Actually the archaeology mag is pretty dull- even though it has full colour illustrations. I did a course in archaeology a few years back- to please a couple of friends who wanted my company- and I've never lost my interest in the subject. Maybe if I were starting over again I'd read archaeology at university and make a career of it. I like archaeologists- they dye their hair amazing colours and wear nose rings and extraordinary stripey pullovers. It's the one profession where you can turn up to work looking like a hippy, punk or goth and no-one turns a hair.
It's the one profession where you can turn up to work looking like a hippy, punk or goth and no-one turns a hair.
I think latitude is also given to astonomers.
Have you watched any of the astronomy news conferences? These people are wonderful! They're jumping up and down with joy, their hair is all messy, they're opening champagne, and they sound so clever and interesting--nothing polished about them. They don't care. They are totally into their work.
Yes, you're right. Here in Britain we have a guy called Patrick Moore who has been presenting astronomy programmes for the BBC since the 1950s. He's a national treasure. He's very fat, has a mop of wild white hair, talks at machine-gun speed and wears a monocle.
To continue careering off in the conversation: I love astronomy, and I wish I could see your Patrick Moore's television program here.
Years ago, I heard a scientist say that astronomy was the most interesting field, because almost every day we're discovering something new.
I was out shopping for random books at Barnes & Noble the other day and came across a deeply discounted photograph book of the moon. Because it had no captions, I set it aside, and later I thought how Copernicus would have given all he had for that book of photographs.
I wish there were reincarnation, because I want to come back and see what things are like thousands, millions of years from now. So far, I do this mostly through Stephen Baxter, whose science fiction is so mind-bogglingly far-reaching. I just finished re-reading Titan, about astronauts living on that lonely moon. Baxter can take me right to the surface. I love that man. He makes me yearn.
I like the idea of reincarnation- and for much the same reasons as you. I used to care passionately about personal survival but now that doesn't matter to me so much. Now I just like the idea of being around in some form or other to find out "what happens next".
Here's the website for Patrick Moore's programme The Sky At Night: http://www.bbc.co.uk/science/space/spaceguide/skyatnight/patrickmoore.shtml
but women are not nicer. Men, I think, want to win. Women want to destroy.

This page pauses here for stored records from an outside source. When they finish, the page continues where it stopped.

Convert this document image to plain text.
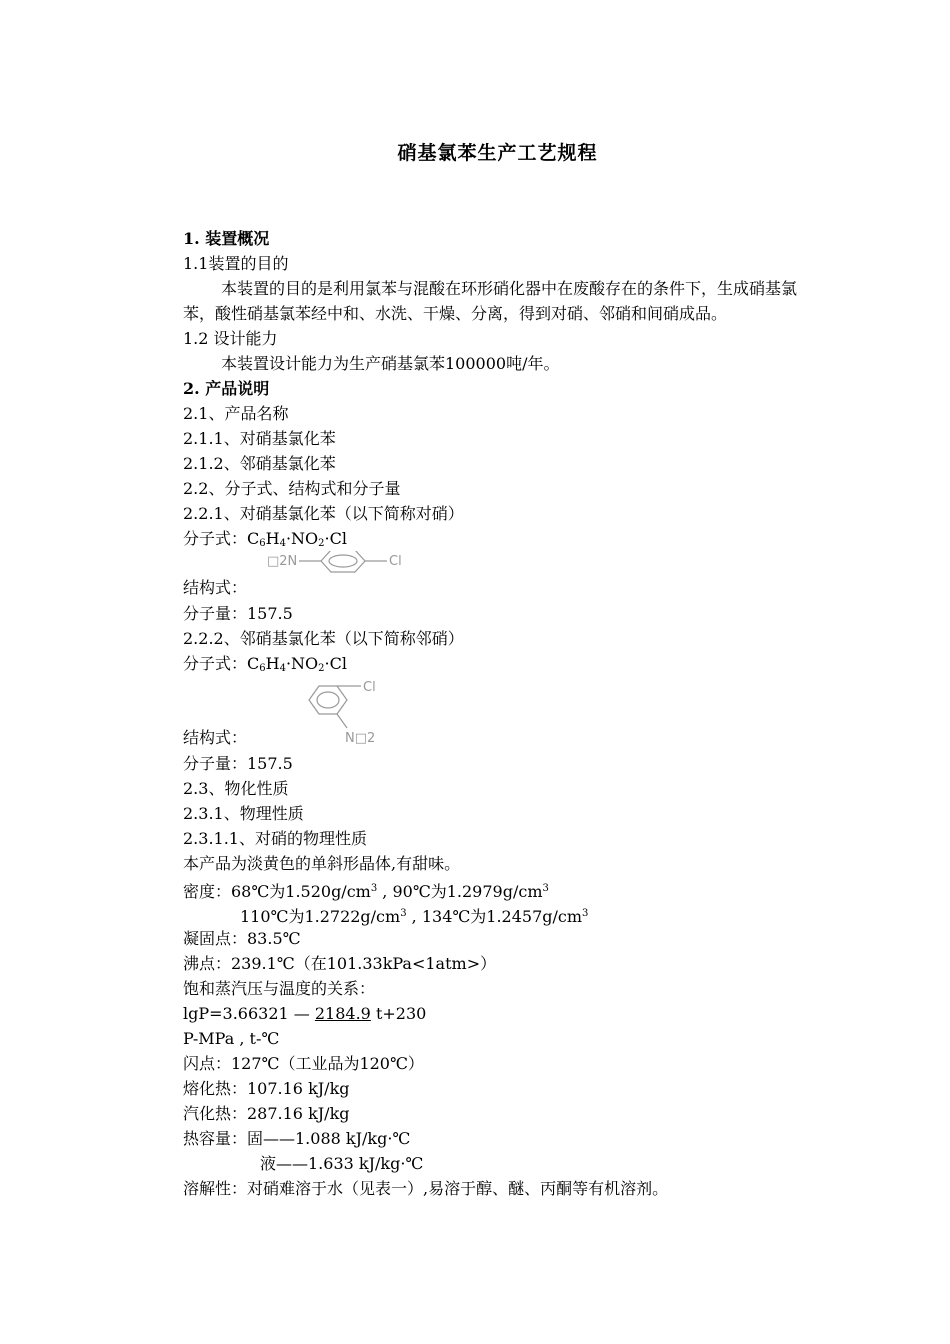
硝基氯苯生产工艺规程
1. 装置概况
1.1装置的目的
本装置的目的是利用氯苯与混酸在环形硝化器中在废酸存在的条件下，生成硝基氯苯，酸性硝基氯苯经中和、水洗、干燥、分离，得到对硝、邻硝和间硝成品。
1.2 设计能力
本装置设计能力为生产硝基氯苯100000吨/年。
2. 产品说明
2.1、产品名称
2.1.1、对硝基氯化苯
2.1.2、邻硝基氯化苯
2.2、分子式、结构式和分子量
2.2.1、对硝基氯化苯（以下简称对硝）
分子式：$C_6H_4\cdot NO_2\cdot Cl$
结构式：
□2N	Cl
分子量：157.5
2.2.2、邻硝基氯化苯（以下简称邻硝）
分子式：$C_6H_4\cdot NO_2\cdot Cl$
结构式：
Cl
N□2
分子量：157.5
2.3、物化性质
2.3.1、物理性质
2.3.1.1、对硝的物理性质
本产品为淡黄色的单斜形晶体,有甜味。
密度：68℃为$1.520g/cm^3$ , 90℃为$1.2979g/cm^3$
110℃为$1.2722g/cm^3$ , 134℃为$1.2457g/cm^3$
凝固点：83.5℃
沸点：239.1℃（在101.33kPa<1atm>）
饱和蒸汽压与温度的关系：
lgP=3.66321 — 2184.9 t+230
P-MPa , t-℃
闪点：127℃（工业品为120℃）
熔化热：107.16 kJ/kg
汽化热：287.16 kJ/kg
热容量：固——1.088 kJ/kg·℃
液——1.633 kJ/kg·℃
溶解性：对硝难溶于水（见表一）,易溶于醇、醚、丙酮等有机溶剂。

Women may want to destroy, but it's men who do most of the actual destroying...
Only physically, I think women are much more attuned to pain, thus are more able to inflict it psychologically. A woman's raised eyebrow can devastate as much as a man's raised hand, in my experience.
Psychological violence is as horrible as physical violence? It's an interesting proposition. And one that goes against the assumptions of our society- but not I suppose of other societies. People in the Middle Ages, for example, would have held it far worse to kill the soul than to kill the body. Hmm. I shall go to bed thinking about this....
what i really hate about women's magazines is when they do articles about "curvy" women and proclaim things like "plus-size women are sexy too! real women are beautiful in all forms!" and then women readers write gushing letters of appreciation for this "progressive" vision of beauty. what would really be progressive is if they featured women of all sizes all the time without drawing attention to it as if it's some kind of special occasion.
They mock a woman for putting on weight. You turn the page and they're mocking another for looking anorexic. It's so cruel and controlling.
To me it's obvious that beauty comes in all shapes and sizes. Every woman is beautiful in her own way.